Alice Short is a senior editor at the Los Angeles Times and is currently serving as interim food editor. It’s her second stint at the newspaper, after a three-year hiatus during which she freelanced as an editor and writer. Before that, she was an assistant managing editor at The Times, overseeing food, travel, books, home, health and fashion content and assisting with several projects and events. She is a past president of the Society of Features Journalism.

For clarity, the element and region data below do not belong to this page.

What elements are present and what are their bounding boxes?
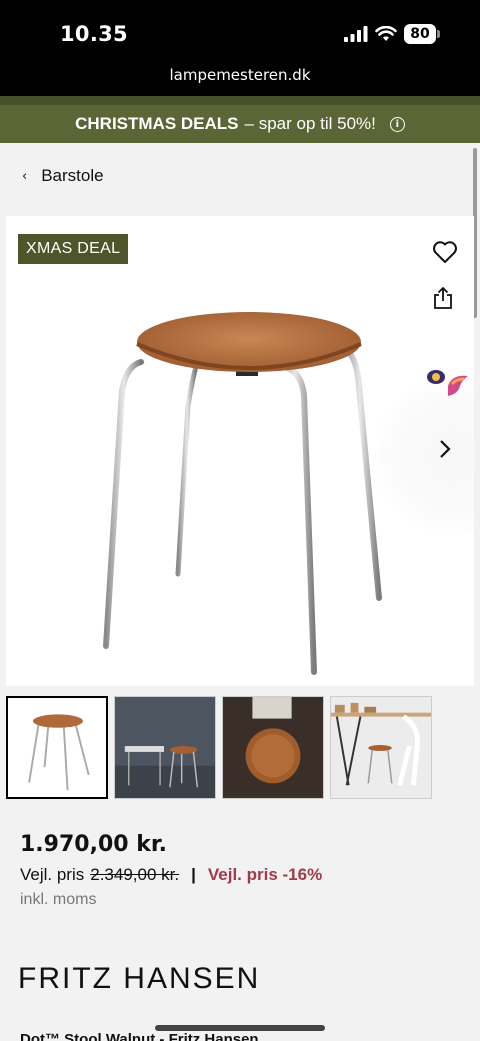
- vat-note: inkl. moms: [20, 891, 97, 908]
- price-separator: |: [191, 865, 196, 884]
- share-icon[interactable]: [432, 286, 454, 310]
- promo-bold: CHRISTMAS DEALS: [75, 114, 239, 133]
- price: 1.970,00 kr.: [20, 832, 167, 857]
- signal-icon: [344, 26, 368, 42]
- wifi-icon: [375, 26, 397, 41]
- status-time: 10.35: [60, 22, 128, 46]
- thumbnail-image: [115, 697, 215, 798]
- home-indicator[interactable]: [155, 1025, 325, 1031]
- thumbnail-image: [331, 697, 431, 798]
- brand-logo[interactable]: FRITZ HANSEN: [18, 962, 260, 996]
- battery-level: 80: [404, 24, 436, 44]
- thumbnail-image: [8, 698, 106, 797]
- thumbnail-strip: [6, 696, 432, 799]
- discount-label: Vejl. pris -16%: [207, 865, 323, 884]
- thumbnail-3[interactable]: [222, 696, 324, 799]
- price-block: 1.970,00 kr. Vejl. pris 2.349,00 kr. | V…: [20, 832, 322, 909]
- thumbnail-1[interactable]: [6, 696, 108, 799]
- breadcrumb-label[interactable]: Barstole: [41, 166, 103, 186]
- xmas-deal-badge: XMAS DEAL: [18, 234, 129, 264]
- thumbnail-image: [223, 697, 323, 798]
- promo-text: – spar op til 50%!: [244, 114, 376, 133]
- breadcrumb[interactable]: ‹ Barstole: [22, 166, 104, 186]
- heart-icon[interactable]: [432, 240, 458, 264]
- rrp-label: Vejl. pris: [20, 865, 85, 884]
- rrp-value: 2.349,00 kr.: [90, 865, 180, 884]
- promo-banner[interactable]: CHRISTMAS DEALS – spar op til 50%! i: [0, 96, 480, 143]
- chevron-right-icon[interactable]: [438, 438, 452, 460]
- battery-tip: [437, 30, 440, 38]
- status-bar: 10.35 80 lampemesteren.dk: [0, 0, 480, 96]
- status-icons: 80: [344, 24, 440, 44]
- info-icon[interactable]: i: [389, 116, 405, 132]
- product-title: Dot™ Stool Walnut - Fritz Hansen: [20, 1031, 259, 1041]
- product-image: [103, 312, 382, 675]
- thumbnail-4[interactable]: [330, 696, 432, 799]
- rrp-line: Vejl. pris 2.349,00 kr. | Vejl. pris -16…: [20, 865, 322, 885]
- chevron-left-icon[interactable]: ‹: [22, 169, 27, 184]
- battery-icon: 80: [404, 24, 440, 44]
- url-bar[interactable]: lampemesteren.dk: [0, 66, 480, 84]
- product-image-gallery[interactable]: XMAS DEAL: [6, 216, 474, 686]
- chat-widget-icon[interactable]: [426, 366, 472, 402]
- thumbnail-2[interactable]: [114, 696, 216, 799]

She lives in Los Angeles with her husband, Steve Vielhaber, and is the mother of two children, and upon occasion, they respond to her texts.
Carolyn Spencer Brown
After more than 25 years as a travel journalist and editor at such publications as The Washington Post, Cruise Critic and Conde Nast Traveler and beyond, what most has intrigued Spencer Brown is this: How can we produce compelling, inspirational stories about travel that serve our readers and clients? As the chief content officer at Cruise Media LLC, she works directly with cruise lines such as Silversea Cruises (discover.silversea.com) to create content that lives on their own platforms and entices travelers, both new-to-cruise and new-to-brand, to highlight awareness that drives clear results.
Catherine Watson was the first travel editor at the Minneapolis Star Tribune. She has taught travel memoir for the University of Minnesota; Ghost Ranch at Abiquiu, N.M., Madeline Island School of the Arts, Wis., and Brown University’s summer program in France. Her honors include Lowell Thomas Travel Journalist of the Year; SATW Photographer of the Year; NPPA Newspaper Magazine Editor of the Year and Distinguished Educator at the University of Minnesota. She wanted to be (in order) a geologist, a paleontologist, an archaeologist and an anthropologist but only got into journalism because, as her best friend said, “You haven’t tried that one yet.” Journalism was the right fit.